Sunday, November 21, 2010

CDM vs WDM

I have been a fan of CDM(Cold Dark Matter) since I learned about dark matter and and it's particle interpretation. By "Cold" it simply means non-relativistic at very early stage of the Universe ( = when it decoupled from the thermal equilibrium and got frozen whereas other standard model particles were still in equilibrium). Their mass can vary from a few GeV to TeV. People who love supersymmetry, would always bet for CDM since supersymmetric models naturally provide a CDM candidate without any ad-hoc assumptions. R-parity, a discrete symmetry which is ad-hoc in Minimal Supersymmetric Standard Model (MSSM), but naturally arises in gauge theories where B-L is a part of the gauge symmetry (Left-Right Symmetric Models for example) makes the CDM perfectly stable. Thus it can satisfy both cosmological relic density constraints as well as structure formation bounds.

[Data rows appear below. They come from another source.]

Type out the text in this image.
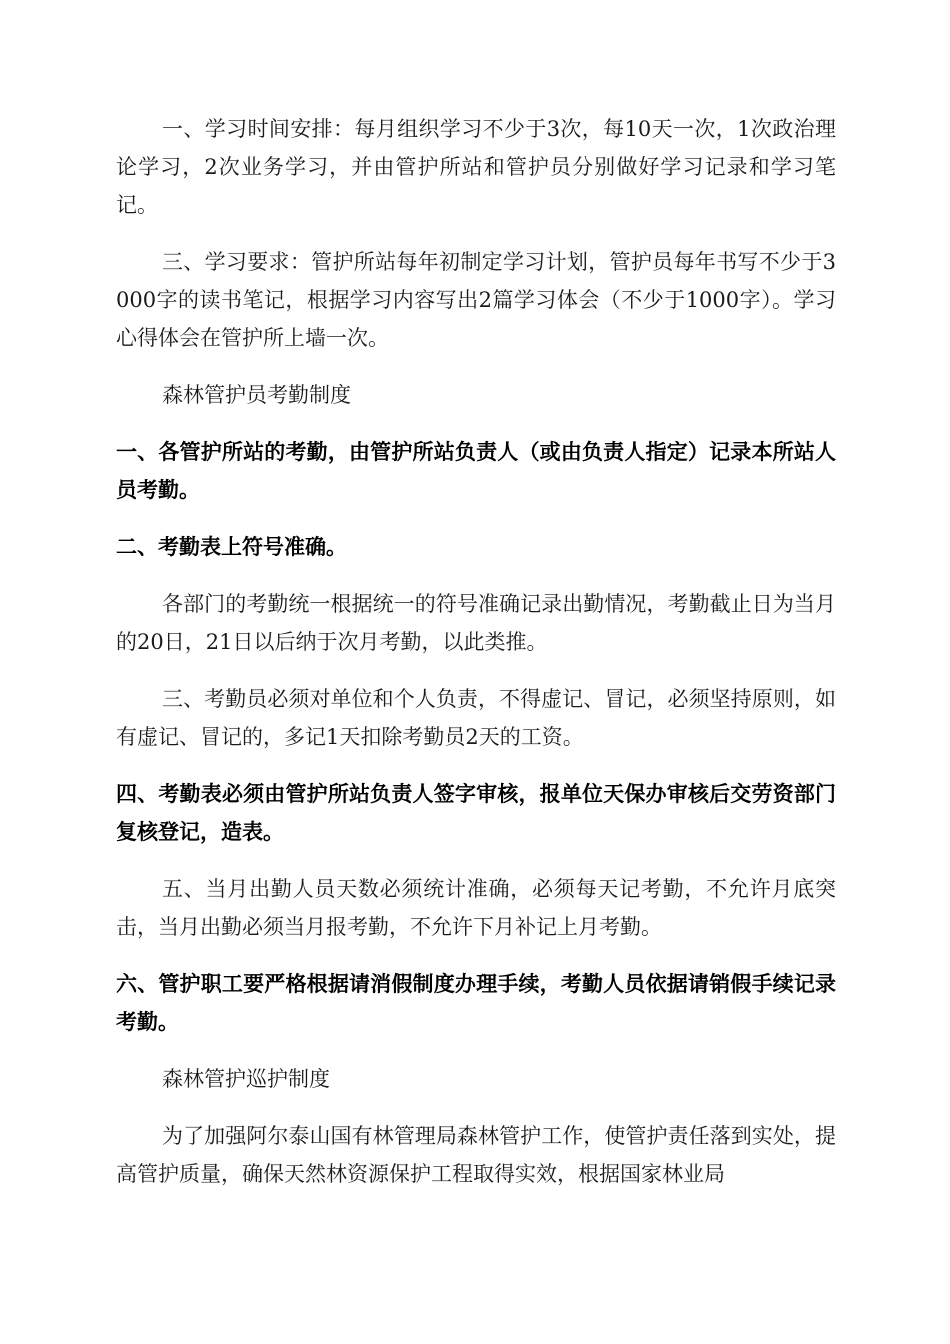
一、学习时间安排：每月组织学习不少于3次，每10天一次，1次政治理论学习，2次业务学习，并由管护所站和管护员分别做好学习记录和学习笔记。

三、学习要求：管护所站每年初制定学习计划，管护员每年书写不少于3000字的读书笔记，根据学习内容写出2篇学习体会（不少于1000字）。学习心得体会在管护所上墙一次。

森林管护员考勤制度

一、各管护所站的考勤，由管护所站负责人（或由负责人指定）记录本所站人员考勤。

二、考勤表上符号准确。

各部门的考勤统一根据统一的符号准确记录出勤情况，考勤截止日为当月的20日，21日以后纳于次月考勤，以此类推。

三、考勤员必须对单位和个人负责，不得虚记、冒记，必须坚持原则，如有虚记、冒记的，多记1天扣除考勤员2天的工资。

四、考勤表必须由管护所站负责人签字审核，报单位天保办审核后交劳资部门复核登记，造表。

五、当月出勤人员天数必须统计准确，必须每天记考勤，不允许月底突击，当月出勤必须当月报考勤，不允许下月补记上月考勤。

六、管护职工要严格根据请消假制度办理手续，考勤人员依据请销假手续记录考勤。

森林管护巡护制度

为了加强阿尔泰山国有林管理局森林管护工作，使管护责任落到实处，提高管护质量，确保天然林资源保护工程取得实效，根据国家林业局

Although CDM has been taken most seriously among other Dark Matter interpretations in the last 2-3 decades, there is no experimental evidence yet which can confirm CDM over others. And this slightly discouraging fact demands us to be a little open minded. I recently read a paper by Manfred Lindner et al (Physical Review D 2010) where they have talked about Warm Dark Matter in Left-Right Models (LRSM). Warm means slightly lighter than CDM (mass of the order of say keV) and hence they could be relativistic for a long time. And the most natural candidate is sterile neutrino which naturally arise in LRSM as a part of the Right handed doublet. But since, they are considering non-SUSY models, the stability of sterile neutrino is not guaranteed and hence they have to fit the parameters in such a way that the life-time of the lightest sterile neutrino exceeds the age of the Universe. Although this does not look elegant like in SUSY models, but this is a good alternative and it does not cost you too much. You have far less free parameters compared to SUSY models and it will be easier to rule out or confirm such models in the experiments. In this paper, the authors are focusing more on how the keV scale sterile neutrino DM can satisfy the cosmological bounds as well as neutrino oscillation data. And they have shown it does, although with some undesirable features like one active neutrino becomes too light ( 9 orders of magnitude smaller than 1 eV, but still allowed from neutrino oscillation data).

Apart from cosmological and neutrino oscillation bounds which are of course the most crucial test for a dark matter candidate, there should be a way to actually observe it. The ongoing direct detection experimental results, I don't think we can fit with a keV sterile neutrino. The indirect detection experiments like Positron excess will be even harder to fit with such WDM candidate. But in any case these indirect detection experimental results have other astrophysical explanations and the various direct detection experiments don't agree with each other. Even if LHC gives clue about such keV sterile neutrino, we still wont be able to say if it is the true dark matter candidate or not. We still have to rely on direct detection experiments, provided all of them agree with each other. Anyway as G. Bertone commented in one of his recent review (to be published in Nature), we can not keep on proposing more and more experiments to search for dark matter endlessly, if we do not get some positive signal in coming few years, may be there is a need of paradigm shift and we need to look for alternative scenarios. The worst such alternative to me would the MOND theories. They look so ugly to me that I wont ever be able to believe Nature surrendered herself to them!